One can't help but wonder why halal meat should offend Quebec “values” in a day and age when people queue up for kebabs, shawarma, kibbeh, saltah and all manner of ethnic cookery. How many customers grill the cooks about their cuisine’s religious pedigree? Moreover, where is the outrage against hot cross buns being on sale for Easter?

Salam Elmenyawi, president of the Muslim Council of Montreal, said the PQ is “fanning the flames of intolerance, ignorance and division.”

The National Post wrote: “It's hysterical reactions to non-issues like this that make Quebec look like the xenophobic society its leaders keep insisting it isn't.”

Telling Muslims their dietary practices are inhumane, as the PQ has done, goes against the concept of Canada as an ideal place for immigrants to settle, because it's a multicultural and tolerant society. 

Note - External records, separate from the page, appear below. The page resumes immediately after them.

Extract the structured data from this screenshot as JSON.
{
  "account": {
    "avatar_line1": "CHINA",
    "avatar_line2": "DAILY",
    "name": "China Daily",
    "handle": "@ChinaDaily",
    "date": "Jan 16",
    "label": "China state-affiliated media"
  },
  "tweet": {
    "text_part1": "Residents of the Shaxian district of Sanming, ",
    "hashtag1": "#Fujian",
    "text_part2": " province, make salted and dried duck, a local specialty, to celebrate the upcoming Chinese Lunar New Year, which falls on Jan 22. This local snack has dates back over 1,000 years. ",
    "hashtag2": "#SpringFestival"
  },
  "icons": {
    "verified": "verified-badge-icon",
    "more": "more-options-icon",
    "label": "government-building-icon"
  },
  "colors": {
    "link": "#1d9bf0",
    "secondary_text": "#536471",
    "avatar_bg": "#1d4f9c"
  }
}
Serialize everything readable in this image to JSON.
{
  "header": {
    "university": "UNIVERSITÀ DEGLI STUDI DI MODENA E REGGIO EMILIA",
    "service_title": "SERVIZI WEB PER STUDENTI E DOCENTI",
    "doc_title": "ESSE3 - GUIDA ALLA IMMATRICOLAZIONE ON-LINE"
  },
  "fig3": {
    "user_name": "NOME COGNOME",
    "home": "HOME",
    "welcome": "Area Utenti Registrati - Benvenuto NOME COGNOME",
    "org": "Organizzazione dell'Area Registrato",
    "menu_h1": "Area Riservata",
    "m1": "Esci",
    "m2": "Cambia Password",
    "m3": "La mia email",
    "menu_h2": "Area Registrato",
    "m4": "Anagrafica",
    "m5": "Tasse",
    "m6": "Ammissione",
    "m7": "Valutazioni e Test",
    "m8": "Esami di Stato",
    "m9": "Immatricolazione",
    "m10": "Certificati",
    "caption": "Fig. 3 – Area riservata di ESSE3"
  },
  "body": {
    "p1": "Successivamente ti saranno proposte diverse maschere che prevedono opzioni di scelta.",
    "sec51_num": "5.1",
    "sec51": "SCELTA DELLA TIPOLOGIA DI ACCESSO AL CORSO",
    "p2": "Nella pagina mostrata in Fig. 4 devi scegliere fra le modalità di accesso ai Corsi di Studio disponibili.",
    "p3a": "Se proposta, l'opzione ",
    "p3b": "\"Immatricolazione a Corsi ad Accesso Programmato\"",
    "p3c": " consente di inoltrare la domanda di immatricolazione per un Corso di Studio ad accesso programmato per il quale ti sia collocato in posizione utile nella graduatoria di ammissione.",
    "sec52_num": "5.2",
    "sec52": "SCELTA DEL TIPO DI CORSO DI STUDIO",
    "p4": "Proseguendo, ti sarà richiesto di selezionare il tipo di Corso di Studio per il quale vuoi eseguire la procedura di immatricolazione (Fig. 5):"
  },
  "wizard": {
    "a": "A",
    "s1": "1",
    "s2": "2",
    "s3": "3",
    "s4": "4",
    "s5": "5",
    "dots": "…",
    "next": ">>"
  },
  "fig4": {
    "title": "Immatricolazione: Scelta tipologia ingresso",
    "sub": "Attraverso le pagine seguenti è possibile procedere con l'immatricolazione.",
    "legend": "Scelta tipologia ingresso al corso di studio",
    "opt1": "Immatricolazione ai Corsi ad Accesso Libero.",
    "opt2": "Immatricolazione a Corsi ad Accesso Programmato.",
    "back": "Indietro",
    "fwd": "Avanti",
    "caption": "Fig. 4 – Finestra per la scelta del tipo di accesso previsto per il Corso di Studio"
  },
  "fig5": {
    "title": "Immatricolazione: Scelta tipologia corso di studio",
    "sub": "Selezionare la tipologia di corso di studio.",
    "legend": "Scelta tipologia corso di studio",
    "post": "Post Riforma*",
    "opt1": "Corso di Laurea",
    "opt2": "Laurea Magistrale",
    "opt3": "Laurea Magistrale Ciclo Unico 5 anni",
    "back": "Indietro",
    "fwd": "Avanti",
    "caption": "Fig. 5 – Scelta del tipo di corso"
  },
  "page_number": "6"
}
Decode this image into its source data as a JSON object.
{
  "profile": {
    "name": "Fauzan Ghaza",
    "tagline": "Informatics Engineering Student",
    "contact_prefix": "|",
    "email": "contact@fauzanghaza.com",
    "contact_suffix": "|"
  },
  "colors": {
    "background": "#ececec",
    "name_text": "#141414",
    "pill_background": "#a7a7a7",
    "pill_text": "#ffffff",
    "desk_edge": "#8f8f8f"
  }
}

Because of its low birth rate, Quebec has become increasingly dependent on immigration to maintain its population. It has recently focused on North African countries, where the vast majority of people are  French-speaking. But Quebec officials can't ignore the fact that the majority of these immigrants are also Muslim.

Do we want Canada to follow France's example – with all its inherent problems - where President Nicolas Sarkozy hopes to boost his re-election chances by vowing to protect consumers from unknowingly eating halal meat?

According to the Canadian Food Inspection Agency (CFIA), there are 17 federally registered meat establishments in Quebec that practice ritual halal slaughter. Another 17 are in Ontario.

The federal government has no intention of forcing meat processors to label their products halal. “Given that all the slaughtered animals in the federally-registered establishments are done so according to the regulations, the government does not plan to impose new and costly red tape in managing the slaughterhouses and processors,” the CFIA said in an emailed response.